Directional drilling, combined with approval to drill wells on 10-acre spacing, will enable the company to produce more domestic energy resources. To minimize surface disturbance, Anadarko plans to utilize directional drilling technology to drill four wells from locations previously used to drill wells spaced 40 acres apart.

"If we drill four wells on a pad, the cycle time is much more efficient," said Miller. "It's a very exciting development."

Gas gathering wells run parallel beneath the ground to a certain depth, then spread out like fans to reach productive areas previously inaccessible through traditional vertical drilling.

"Evidence showed if they didn't drill wells that dense there would be natural gas reserves left in the ground," said Gil Hunt, associate director for the Division of Oil, Gas and Mining.
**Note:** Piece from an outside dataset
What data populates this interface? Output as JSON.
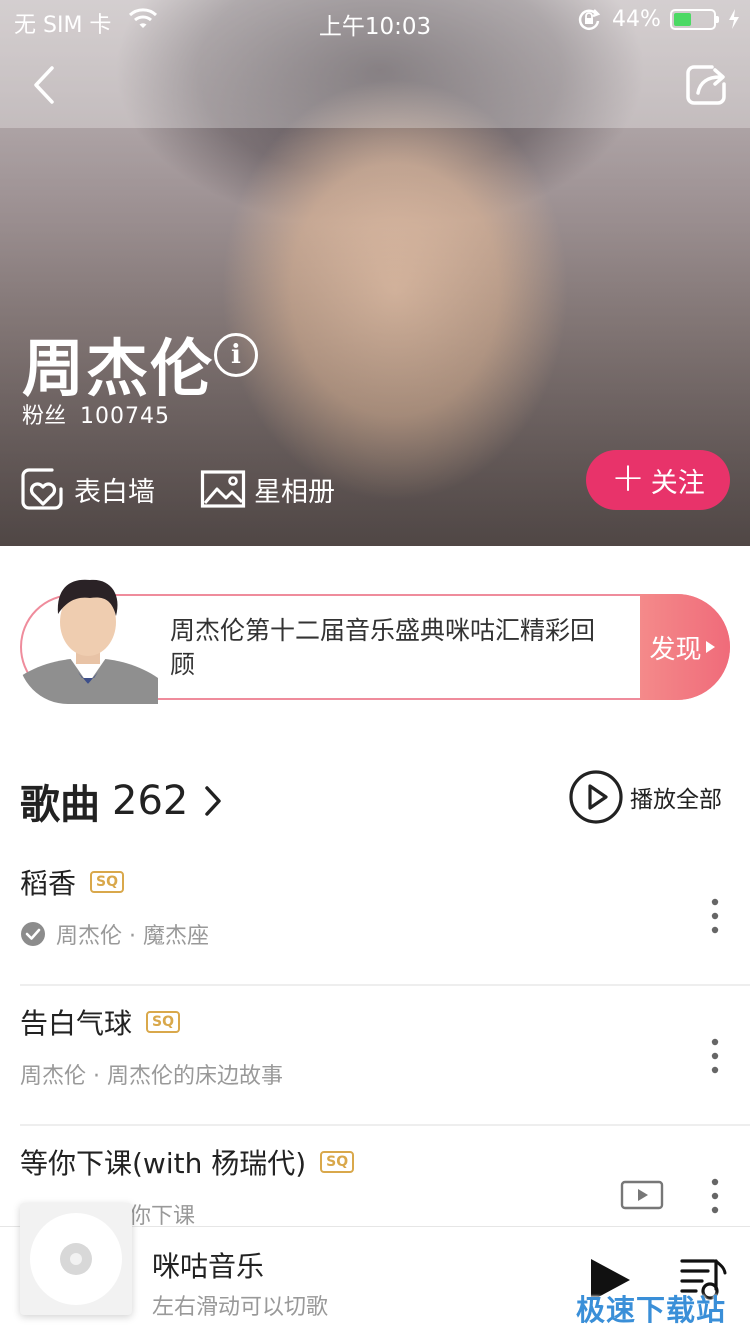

"Prior to approaching the board with our spacing request, Anadarko spent years conducting research to provide proof that density drilling would yield the results predicted," said Scott Gamble, development evaluation manager for Anadarko.

The increased density drilling project will be conducted entirely in Uintah County on contiguous acreage in the South Canyon and Hatch areas of the Natural Buttes field on federal, state and private land. The wells will be drilled to depths of up to 11,000 feet within the Wasatch and Mesaverde formations.

Because the wellheads can be placed on the same drilling pad, it means fewer rig moves, less truck traffic and less environmental impact.

"We call this a 'brown' field," said Miller, "which means it already has locations and roads in place."

Utilization of existing well pads will have one-tenth the disturbance of building new locations for vertical wells.

Anadarko— the largest natural gas producer in Utah — is committed to drill 200 natural gas wells in Uintah County this year alone.

Miller said that in 2009, plans call for increasing the current rig count from eight to 12 so that 300 wells can be drilled. In 2010, 15 rigs would drill 400 wells.

"It's cheaper to drill a vertical hole," said Hunt, adding that directional drilling still holds a trump because of the time it saves. "It's more expensive, it requires more technology and more people to run it, but I think companies are weighing that against long environmental impact expense of drilling vertically."

Uintah County is the state's top producer of natural gas. Last year Utah's 4,700 natural gas wells produced 385 billion cubic feet of natural gas — Anadarko produced approximately 90 billion cubic feet of natural gas equivalent in the state, according to Miller.

"We plan to grow production 25 percent year over year for the next four years," said Miller. To do that, the company plans to invest more than $2.5 billion in the project over the next five years.